Drei, vier Mal pro Nacht rief es nach ihr. Es konnte nur wieder einschlafen, wenn sie bei ihm war, »zu mir, zu mir«, bettelte es. Nichts half, weder Streicheln noch beruhigende Worte, das Kind wachte bekümmert auf, verstört, seltsam, und es war ihre eigene Angst, die in seiner kleinen Stimmte mitschwang.

In letzter Not sucht sie ausgerechnet im Internet nach Trost und Rat (selten eine gute Idee), und findet dort nur selbsternannte Supermütter, die selbstfraulich eine heile Welt vorspiegeln, in der echte Mutterliebe alles richten kann. Da schwingt deutlich mit: Und wenn du das nicht schaffst, dann ist deine Mutterliebe auch nicht echt, du schreckliche Egoistin.

Wanderin, die du hier eintrittst…

Die wenigen Frauen (meist Single-Mütter wie die Protagonistin), die es wagen, sich mit Ängsten und Sorgen und echter Pein an diese Mütterforen zu wenden, werden genüsslich abgekanzelt als Rabenmütter.
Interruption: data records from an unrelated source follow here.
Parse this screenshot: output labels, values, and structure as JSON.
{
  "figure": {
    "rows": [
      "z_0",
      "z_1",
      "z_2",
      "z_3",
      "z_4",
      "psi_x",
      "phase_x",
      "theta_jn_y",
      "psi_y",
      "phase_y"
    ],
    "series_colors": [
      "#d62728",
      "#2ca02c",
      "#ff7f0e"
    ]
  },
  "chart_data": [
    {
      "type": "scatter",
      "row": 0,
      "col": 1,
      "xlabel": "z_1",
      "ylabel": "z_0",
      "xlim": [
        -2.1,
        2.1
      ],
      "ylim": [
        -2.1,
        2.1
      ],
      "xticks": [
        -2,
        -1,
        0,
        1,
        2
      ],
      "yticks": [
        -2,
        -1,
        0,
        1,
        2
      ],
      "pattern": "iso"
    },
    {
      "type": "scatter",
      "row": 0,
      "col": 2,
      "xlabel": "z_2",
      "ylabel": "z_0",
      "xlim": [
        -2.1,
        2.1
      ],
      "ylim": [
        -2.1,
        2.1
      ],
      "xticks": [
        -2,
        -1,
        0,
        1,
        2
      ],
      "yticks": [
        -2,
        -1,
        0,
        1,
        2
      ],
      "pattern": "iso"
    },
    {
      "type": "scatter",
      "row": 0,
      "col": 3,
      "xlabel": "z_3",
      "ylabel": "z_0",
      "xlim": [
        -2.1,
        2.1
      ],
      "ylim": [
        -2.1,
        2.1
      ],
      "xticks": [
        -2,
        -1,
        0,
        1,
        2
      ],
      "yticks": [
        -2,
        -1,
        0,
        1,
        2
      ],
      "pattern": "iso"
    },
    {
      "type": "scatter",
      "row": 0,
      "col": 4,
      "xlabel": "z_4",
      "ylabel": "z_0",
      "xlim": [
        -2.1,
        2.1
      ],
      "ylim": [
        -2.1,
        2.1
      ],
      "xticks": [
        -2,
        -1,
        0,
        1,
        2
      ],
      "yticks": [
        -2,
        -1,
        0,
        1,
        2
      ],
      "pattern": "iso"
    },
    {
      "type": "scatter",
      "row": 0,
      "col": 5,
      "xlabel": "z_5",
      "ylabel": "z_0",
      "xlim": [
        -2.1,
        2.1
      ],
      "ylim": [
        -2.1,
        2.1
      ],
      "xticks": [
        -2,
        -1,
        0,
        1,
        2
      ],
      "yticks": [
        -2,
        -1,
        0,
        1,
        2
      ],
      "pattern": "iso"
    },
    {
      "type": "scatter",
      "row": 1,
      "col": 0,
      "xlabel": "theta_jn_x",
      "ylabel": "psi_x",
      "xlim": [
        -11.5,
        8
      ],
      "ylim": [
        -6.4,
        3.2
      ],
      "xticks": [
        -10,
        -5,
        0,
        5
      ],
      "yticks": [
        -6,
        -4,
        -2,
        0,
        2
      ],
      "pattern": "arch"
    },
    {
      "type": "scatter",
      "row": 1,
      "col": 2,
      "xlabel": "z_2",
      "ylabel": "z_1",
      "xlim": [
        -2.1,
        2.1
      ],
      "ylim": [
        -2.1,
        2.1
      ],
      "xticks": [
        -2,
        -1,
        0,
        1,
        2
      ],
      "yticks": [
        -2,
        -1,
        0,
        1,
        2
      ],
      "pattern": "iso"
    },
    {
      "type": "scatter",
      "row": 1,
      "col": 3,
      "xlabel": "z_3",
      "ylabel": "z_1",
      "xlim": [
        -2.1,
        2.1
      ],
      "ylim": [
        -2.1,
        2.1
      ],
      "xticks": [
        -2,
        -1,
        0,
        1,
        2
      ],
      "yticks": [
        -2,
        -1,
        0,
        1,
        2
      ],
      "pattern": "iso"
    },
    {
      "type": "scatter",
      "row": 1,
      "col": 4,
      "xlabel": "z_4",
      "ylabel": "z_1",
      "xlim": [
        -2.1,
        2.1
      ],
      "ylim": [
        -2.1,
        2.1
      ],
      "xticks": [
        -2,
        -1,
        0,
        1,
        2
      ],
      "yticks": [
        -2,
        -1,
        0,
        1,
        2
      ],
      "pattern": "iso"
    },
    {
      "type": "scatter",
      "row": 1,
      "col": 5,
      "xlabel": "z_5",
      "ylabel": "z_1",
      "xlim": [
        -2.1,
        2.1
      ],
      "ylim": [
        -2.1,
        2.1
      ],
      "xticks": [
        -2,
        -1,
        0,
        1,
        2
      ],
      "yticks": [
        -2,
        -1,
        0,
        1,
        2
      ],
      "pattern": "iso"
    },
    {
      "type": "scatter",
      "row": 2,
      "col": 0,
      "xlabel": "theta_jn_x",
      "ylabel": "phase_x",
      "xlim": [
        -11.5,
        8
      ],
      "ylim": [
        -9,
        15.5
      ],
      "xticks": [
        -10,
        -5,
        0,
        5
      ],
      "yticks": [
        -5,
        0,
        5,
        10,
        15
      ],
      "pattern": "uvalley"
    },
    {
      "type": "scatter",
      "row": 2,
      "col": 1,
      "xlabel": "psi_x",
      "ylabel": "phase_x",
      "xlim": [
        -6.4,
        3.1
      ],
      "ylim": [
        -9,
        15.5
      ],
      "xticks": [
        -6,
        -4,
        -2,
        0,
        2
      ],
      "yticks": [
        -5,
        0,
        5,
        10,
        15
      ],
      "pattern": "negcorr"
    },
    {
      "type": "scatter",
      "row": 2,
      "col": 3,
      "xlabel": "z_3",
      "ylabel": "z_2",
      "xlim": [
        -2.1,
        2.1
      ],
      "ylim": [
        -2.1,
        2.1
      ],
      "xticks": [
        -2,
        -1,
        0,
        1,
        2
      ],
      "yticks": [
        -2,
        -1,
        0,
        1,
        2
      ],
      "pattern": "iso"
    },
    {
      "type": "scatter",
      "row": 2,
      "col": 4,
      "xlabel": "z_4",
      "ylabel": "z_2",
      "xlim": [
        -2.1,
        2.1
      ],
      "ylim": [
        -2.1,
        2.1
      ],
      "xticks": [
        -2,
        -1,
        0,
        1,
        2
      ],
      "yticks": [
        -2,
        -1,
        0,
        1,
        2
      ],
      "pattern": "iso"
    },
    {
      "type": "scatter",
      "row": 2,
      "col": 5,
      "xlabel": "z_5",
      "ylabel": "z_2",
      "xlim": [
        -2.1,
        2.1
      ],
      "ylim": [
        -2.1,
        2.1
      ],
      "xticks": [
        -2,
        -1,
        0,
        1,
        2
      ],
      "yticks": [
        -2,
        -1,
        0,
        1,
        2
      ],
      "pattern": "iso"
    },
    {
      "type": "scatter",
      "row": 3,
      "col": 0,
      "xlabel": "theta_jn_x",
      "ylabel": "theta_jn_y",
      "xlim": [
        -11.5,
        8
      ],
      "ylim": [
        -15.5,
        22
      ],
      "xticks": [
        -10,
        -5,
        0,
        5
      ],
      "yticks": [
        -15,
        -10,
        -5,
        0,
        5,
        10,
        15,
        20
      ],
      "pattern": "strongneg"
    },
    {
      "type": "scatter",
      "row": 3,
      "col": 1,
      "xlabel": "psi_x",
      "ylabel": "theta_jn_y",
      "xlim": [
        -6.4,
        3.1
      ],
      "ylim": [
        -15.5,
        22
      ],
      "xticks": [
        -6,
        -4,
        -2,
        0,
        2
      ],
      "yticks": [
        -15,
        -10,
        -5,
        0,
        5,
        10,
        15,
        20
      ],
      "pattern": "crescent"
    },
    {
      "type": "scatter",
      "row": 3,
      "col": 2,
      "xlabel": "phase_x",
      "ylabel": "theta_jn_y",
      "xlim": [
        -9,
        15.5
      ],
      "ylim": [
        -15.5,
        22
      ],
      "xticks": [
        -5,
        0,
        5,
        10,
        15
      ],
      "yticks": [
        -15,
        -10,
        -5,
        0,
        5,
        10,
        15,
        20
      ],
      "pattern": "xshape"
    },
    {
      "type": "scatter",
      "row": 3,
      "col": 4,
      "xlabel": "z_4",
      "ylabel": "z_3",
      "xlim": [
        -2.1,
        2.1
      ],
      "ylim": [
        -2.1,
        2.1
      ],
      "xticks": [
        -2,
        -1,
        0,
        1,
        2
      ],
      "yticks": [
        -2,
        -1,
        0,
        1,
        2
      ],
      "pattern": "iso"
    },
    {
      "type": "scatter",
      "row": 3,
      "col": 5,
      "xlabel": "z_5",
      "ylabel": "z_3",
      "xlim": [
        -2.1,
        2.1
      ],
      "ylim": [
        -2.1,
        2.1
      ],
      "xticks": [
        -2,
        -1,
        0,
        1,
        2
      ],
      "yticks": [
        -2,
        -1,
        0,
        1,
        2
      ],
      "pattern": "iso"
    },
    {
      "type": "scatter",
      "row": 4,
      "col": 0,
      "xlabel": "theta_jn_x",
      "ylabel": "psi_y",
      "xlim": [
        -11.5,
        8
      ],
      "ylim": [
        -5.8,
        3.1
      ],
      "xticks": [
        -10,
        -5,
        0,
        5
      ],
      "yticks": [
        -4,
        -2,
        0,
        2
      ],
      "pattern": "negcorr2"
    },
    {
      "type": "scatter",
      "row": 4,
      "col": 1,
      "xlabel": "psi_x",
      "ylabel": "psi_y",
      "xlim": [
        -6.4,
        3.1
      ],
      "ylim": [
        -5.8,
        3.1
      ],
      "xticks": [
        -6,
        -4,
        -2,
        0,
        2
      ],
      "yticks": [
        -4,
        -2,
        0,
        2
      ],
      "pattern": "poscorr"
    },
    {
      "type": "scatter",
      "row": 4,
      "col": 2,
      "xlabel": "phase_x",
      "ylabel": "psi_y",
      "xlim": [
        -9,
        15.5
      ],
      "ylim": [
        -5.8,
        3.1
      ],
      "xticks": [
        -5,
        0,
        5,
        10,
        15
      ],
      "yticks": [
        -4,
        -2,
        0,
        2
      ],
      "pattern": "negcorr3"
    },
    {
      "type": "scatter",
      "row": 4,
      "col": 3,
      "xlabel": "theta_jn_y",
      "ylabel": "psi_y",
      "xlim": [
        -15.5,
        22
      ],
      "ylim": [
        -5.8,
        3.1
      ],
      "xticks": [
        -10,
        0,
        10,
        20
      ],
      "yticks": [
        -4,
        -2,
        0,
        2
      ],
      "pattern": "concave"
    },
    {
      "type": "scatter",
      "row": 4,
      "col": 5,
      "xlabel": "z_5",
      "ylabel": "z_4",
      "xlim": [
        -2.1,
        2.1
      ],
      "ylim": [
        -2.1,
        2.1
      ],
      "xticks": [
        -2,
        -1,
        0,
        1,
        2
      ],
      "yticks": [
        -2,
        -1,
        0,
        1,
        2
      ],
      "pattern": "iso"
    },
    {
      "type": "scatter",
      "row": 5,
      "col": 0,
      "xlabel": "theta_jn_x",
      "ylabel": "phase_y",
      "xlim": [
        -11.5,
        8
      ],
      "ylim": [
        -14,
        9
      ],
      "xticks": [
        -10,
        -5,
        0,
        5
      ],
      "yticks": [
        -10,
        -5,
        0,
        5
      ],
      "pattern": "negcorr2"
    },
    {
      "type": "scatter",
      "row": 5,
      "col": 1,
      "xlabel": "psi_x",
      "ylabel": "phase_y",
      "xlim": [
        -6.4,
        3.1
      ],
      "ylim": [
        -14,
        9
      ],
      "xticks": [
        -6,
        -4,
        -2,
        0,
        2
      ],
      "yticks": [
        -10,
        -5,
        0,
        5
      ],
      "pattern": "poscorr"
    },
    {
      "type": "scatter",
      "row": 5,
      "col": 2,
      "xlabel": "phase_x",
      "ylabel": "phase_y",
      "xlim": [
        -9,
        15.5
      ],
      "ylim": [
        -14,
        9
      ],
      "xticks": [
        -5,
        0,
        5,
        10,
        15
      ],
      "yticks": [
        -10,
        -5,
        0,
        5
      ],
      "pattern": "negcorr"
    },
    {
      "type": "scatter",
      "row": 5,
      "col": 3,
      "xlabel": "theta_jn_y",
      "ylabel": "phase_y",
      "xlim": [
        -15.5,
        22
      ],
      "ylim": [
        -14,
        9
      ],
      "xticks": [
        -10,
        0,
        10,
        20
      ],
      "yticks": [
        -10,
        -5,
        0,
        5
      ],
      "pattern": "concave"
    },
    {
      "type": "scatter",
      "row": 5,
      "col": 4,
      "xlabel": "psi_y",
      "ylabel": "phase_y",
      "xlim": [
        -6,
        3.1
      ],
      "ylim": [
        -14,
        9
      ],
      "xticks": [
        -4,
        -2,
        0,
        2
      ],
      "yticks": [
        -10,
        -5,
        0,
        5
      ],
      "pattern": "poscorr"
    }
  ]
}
Wie kann frau es nur wagen, sich über das goldige Engelchen zu beklagen, wenn sich doch so viele Frauen vergeblich nach Nachwuchs sehnen! Selbstdarstellung, Filterblasen, die totale Abwesenheit von echter Solidarität – das ist die hässliche Seite der sozialen Medien in Reinkultur. Da wagt die Protagonistin es gar nicht mehr, selber etwas zu schreiben, sondern liest nur in stummer Ernüchterung mit.

Die Autorin zeichnet ein bedrückendes Bild, in dem strauchelnde Mütter, die dringend Unterstützung bräuchten, überall nur niedergemacht oder bestenfalls mit freundlichen Plattitüden abgefrühstückt werden. Nach den Vätern fragt keiner, die werden nicht zur Verantwortung gezogen. Das liest sich schmerzhaft authentisch, da würde die Leserin sich am liebsten die Augen zuhalten. Denn sie fragt sich: wie lange kann die Protagonistin das noch aushalten? Hier stimmt doch was nicht! Wie kann das soziale Netz nur so viele Löcher haben? Wie kann die Gesellschaft nur so bigott auf eine Frau reagieren, die beides sein will – MUSS! –, Mutter und berufstätig?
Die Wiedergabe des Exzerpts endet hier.